Monday, April 08, 2019

What, me worried?

Everyone's favorite reading:
21 “Not everyone who says to Me, ‘Lord, Lord,’ shall enter the kingdom of heaven, but he who does the will of My Father in heaven. 22 Many will say to Me in that day, ‘Lord, Lord, have we not prophesied in Your name, cast out demons in Your name, and done many wonders in Your name?’ 23 And then I will declare to them, ‘I never knew you; depart from Me, you who practice lawlessness!’ (Matt. 7:21-23)
This is a strange passage in that it is most frightening to those for whom it is not targeting in its condemnation. The warning is quite clearly intended for those who are attempting to buy a staircase to heaven with their good works. Furthermore it is aimed squarely at those who have given some manner of intellectual assent to the basic facts of the existence and deity of Christ, but they lacked a saving faith. In short, the Christianity of this group is distinguishable only in unimportant base claims from all other world religions. For it shares a common form and practice (try to be a better person and do good deeds) with Buddhism, Hinduism, Islam, Judaism, etc. (You can even throw secular humanism into the mix.)

When someone takes aim at that nasty old Christian exceptionalism by saying “all religions are basically alike” they are correct to the extent that this is the “Christianity” they had in mind. Actual Christianity, however, springs from a supernatural, sovereign decree of conversion resulting in a new heart and the gift of faith, perhaps even prior to intellectual assent and even rudimentary gospel knowledge. 1 Actual Christians (yes, there is a subgroup of self-identifying Christians that are True Christians) have the indwelling Holy Spirit. And while we are never totally freed (OK, I’m speaking for myself) from a vestigial salvation by knowledge and works mentality, we have a growing, albeit in fits and starts, desire to conform to the ideal of Christ.

It seems to me that there is something of a dilemma that this passage presents to those who emphasize that Jesus was a really cool moral teacher, but just a man. If that were the case, you would think there would be no lesson, such as this one, along the lines of “you can do what is morally right, but, in the end, it’s not going to help you.”

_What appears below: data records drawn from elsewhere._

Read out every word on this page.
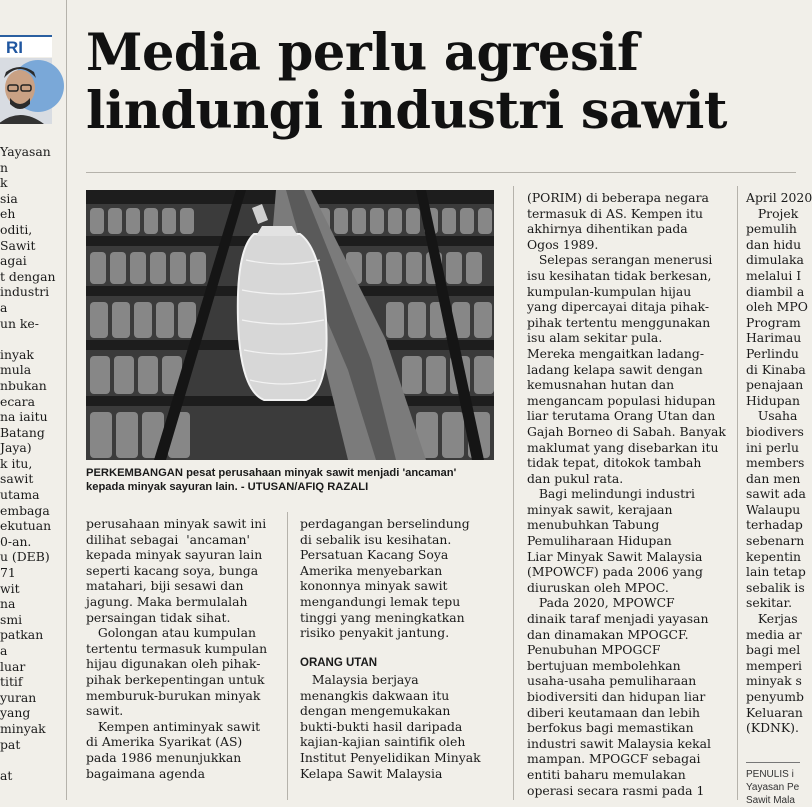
RI
Yayasan
n
k
sia
eh
oditi,
Sawit
agai
t dengan
industri
a
un ke-
inyak
mula
nbukan
ecara
na iaitu
Batang
Jaya)
k itu,
sawit
utama
embaga
ekutuan
0-an.
u (DEB)
71
wit
na
smi
patkan
a
luar
titif
yuran
yang
minyak
pat
at
Media perlu agresif
lindungi industri sawit
PERKEMBANGAN pesat perusahaan minyak sawit menjadi 'ancaman'
kepada minyak sayuran lain. - UTUSAN/AFIQ RAZALI
perusahaan minyak sawit ini
dilihat sebagai  'ancaman'
kepada minyak sayuran lain
seperti kacang soya, bunga
matahari, biji sesawi dan
jagung. Maka bermulalah
persaingan tidak sihat.
Golongan atau kumpulan
tertentu termasuk kumpulan
hijau digunakan oleh pihak-
pihak berkepentingan untuk
memburuk-burukan minyak
sawit.
Kempen antiminyak sawit
di Amerika Syarikat (AS)
pada 1986 menunjukkan
bagaimana agenda
perdagangan berselindung
di sebalik isu kesihatan.
Persatuan Kacang Soya
Amerika menyebarkan
kononnya minyak sawit
mengandungi lemak tepu
tinggi yang meningkatkan
risiko penyakit jantung.
ORANG UTAN
Malaysia berjaya
menangkis dakwaan itu
dengan mengemukakan
bukti-bukti hasil daripada
kajian-kajian saintifik oleh
Institut Penyelidikan Minyak
Kelapa Sawit Malaysia
(PORIM) di beberapa negara
termasuk di AS. Kempen itu
akhirnya dihentikan pada
Ogos 1989.
Selepas serangan menerusi
isu kesihatan tidak berkesan,
kumpulan-kumpulan hijau
yang dipercayai ditaja pihak-
pihak tertentu menggunakan
isu alam sekitar pula.
Mereka mengaitkan ladang-
ladang kelapa sawit dengan
kemusnahan hutan dan
mengancam populasi hidupan
liar terutama Orang Utan dan
Gajah Borneo di Sabah. Banyak
maklumat yang disebarkan itu
tidak tepat, ditokok tambah
dan pukul rata.
Bagi melindungi industri
minyak sawit, kerajaan
menubuhkan Tabung
Pemuliharaan Hidupan
Liar Minyak Sawit Malaysia
(MPOWCF) pada 2006 yang
diuruskan oleh MPOC.
Pada 2020, MPOWCF
dinaik taraf menjadi yayasan
dan dinamakan MPOGCF.
Penubuhan MPOGCF
bertujuan membolehkan
usaha-usaha pemuliharaan
biodiversiti dan hidupan liar
diberi keutamaan dan lebih
berfokus bagi memastikan
industri sawit Malaysia kekal
mampan. MPOGCF sebagai
entiti baharu memulakan
operasi secara rasmi pada 1
April 2020
Projek
pemulih
dan hidu
dimulaka
melalui I
diambil a
oleh MPO
Program
Harimau
Perlindu
di Kinaba
penajaan
Hidupan
Usaha
biodivers
ini perlu
members
dan men
sawit ada
Walaupu
terhadap
sebenarn
kepentin
lain tetap
sebalik is
sekitar.
Kerjas
media ar
bagi mel
memperi
minyak s
penyumb
Keluaran
(KDNK).
PENULIS i
Yayasan Pe
Sawit Mala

I want to say something pithy, like “you should only be worried if this passage doesn’t make you worried,” but I can’t, because it doesn’t (any longer) make me worried.

So, should I be worried?

1 Although likely not the norm, but certainly for the case of elect infants, if no one else. Personally I do believe it is for others 2, although I can’t prove it from scripture. I just believe that scripture allows for (and is consistent with) the case of a missionary arriving on the scene and finding (although he/she may not recognize it) some already converted people who are totally lacking any head knowledge related to the gospel. The job of the missionary is not just to prepare people for their conversion, but to give the already converted a context to understand the supernatural gift they have received. Now you may want to tell God he can't do that, that's against the rules, but I'm not going to say it.

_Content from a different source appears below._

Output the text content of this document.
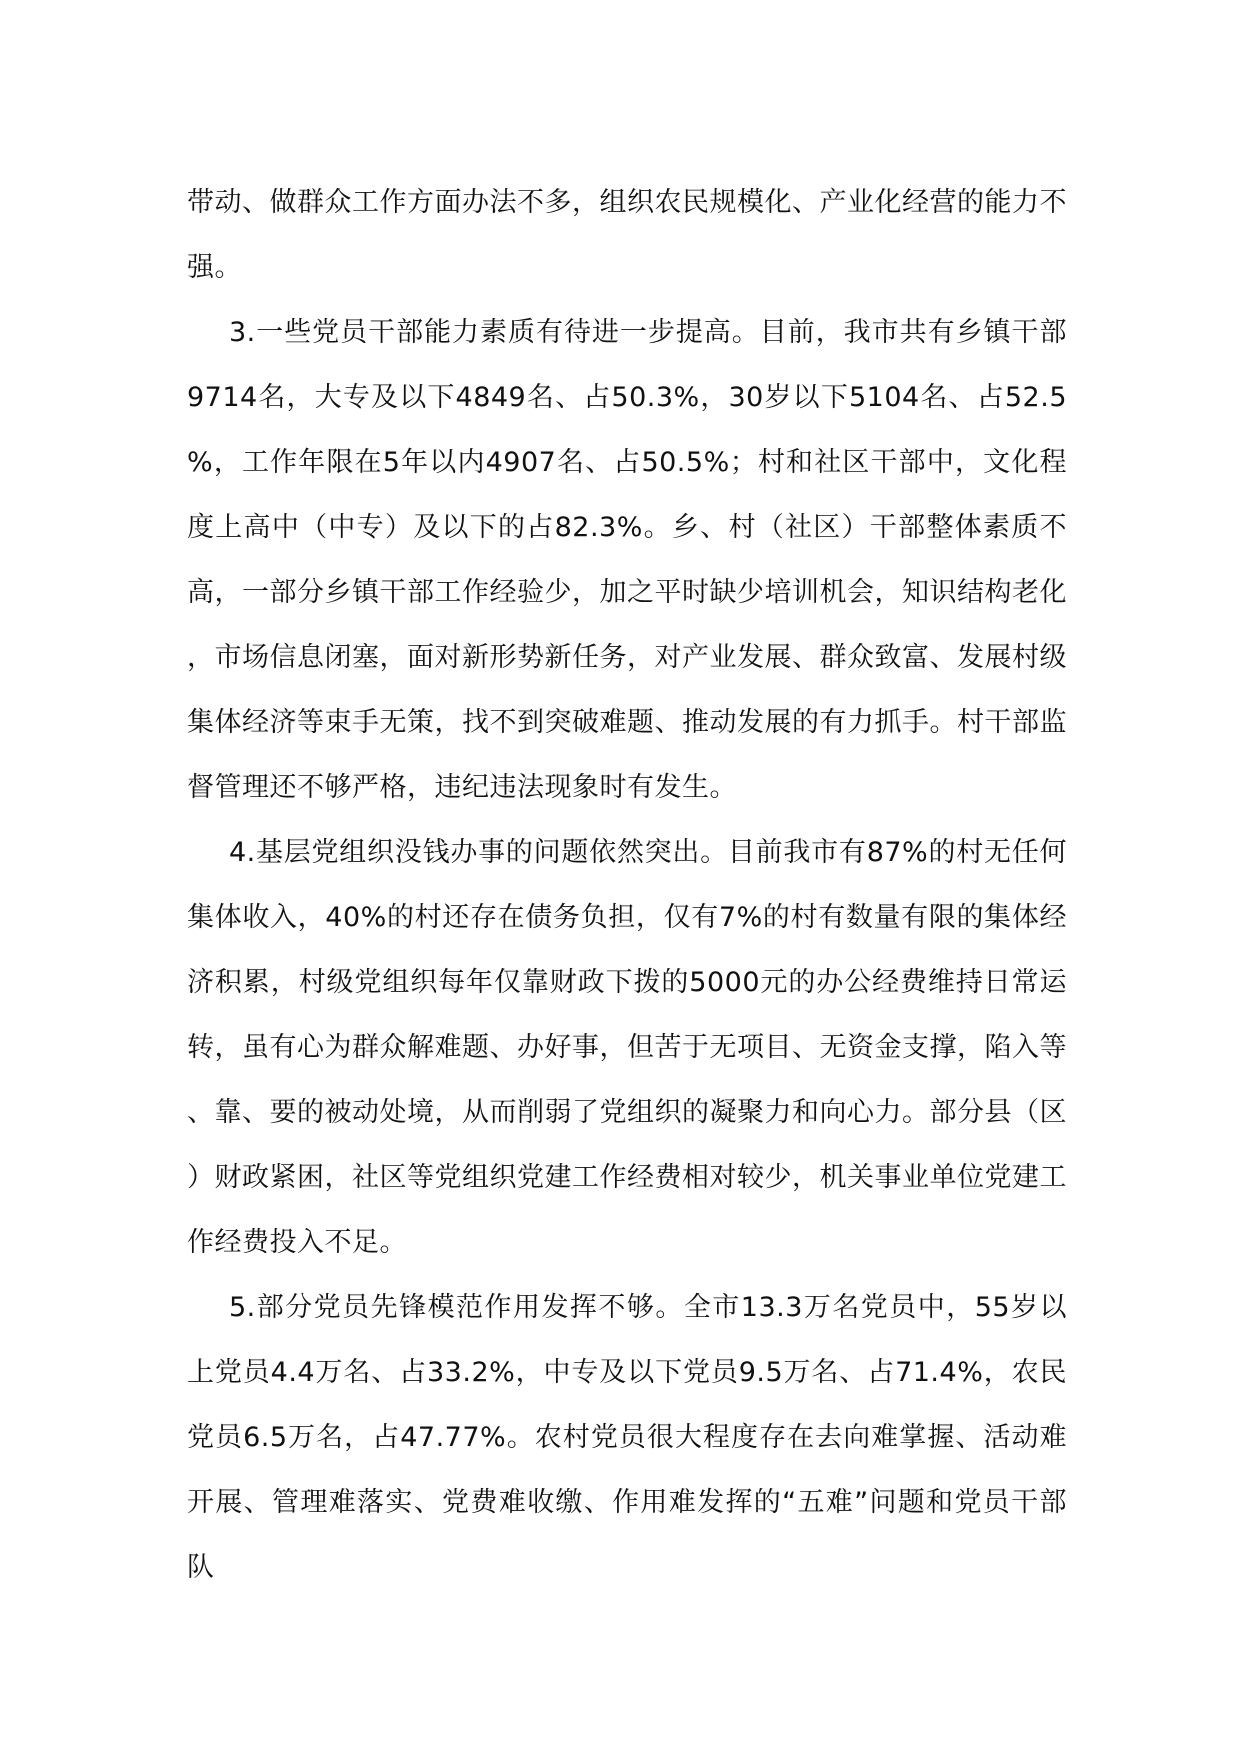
带动、做群众工作方面办法不多，组织农民规模化、产业化经营的能力不强。

3.一些党员干部能力素质有待进一步提高。目前，我市共有乡镇干部9714名，大专及以下4849名、占50.3%，30岁以下5104名、占52.5%，工作年限在5年以内4907名、占50.5%；村和社区干部中，文化程度上高中（中专）及以下的占82.3%。乡、村（社区）干部整体素质不高，一部分乡镇干部工作经验少，加之平时缺少培训机会，知识结构老化，市场信息闭塞，面对新形势新任务，对产业发展、群众致富、发展村级集体经济等束手无策，找不到突破难题、推动发展的有力抓手。村干部监督管理还不够严格，违纪违法现象时有发生。

4.基层党组织没钱办事的问题依然突出。目前我市有87%的村无任何集体收入，40%的村还存在债务负担，仅有7%的村有数量有限的集体经济积累，村级党组织每年仅靠财政下拨的5000元的办公经费维持日常运转，虽有心为群众解难题、办好事，但苦于无项目、无资金支撑，陷入等、靠、要的被动处境，从而削弱了党组织的凝聚力和向心力。部分县（区）财政紧困，社区等党组织党建工作经费相对较少，机关事业单位党建工作经费投入不足。

5.部分党员先锋模范作用发挥不够。全市13.3万名党员中，55岁以上党员4.4万名、占33.2%，中专及以下党员9.5万名、占71.4%，农民党员6.5万名，占47.77%。农村党员很大程度存在去向难掌握、活动难开展、管理难落实、党费难收缴、作用难发挥的“五难”问题和党员干部队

2 Before you scold me too much about that, you can’t even prove from scripture that there is such a thing as elect who die in infancy. Yet we all believe it to be so (if you don't, you're a monster) based on God’s mercy and sovereignty.

3 You know something? I think the salvation by knowledge (or doctrine) distortion of the gospel is more insidious and of comparable in magnitude to the salvation by works. Just less popular to acknowledge.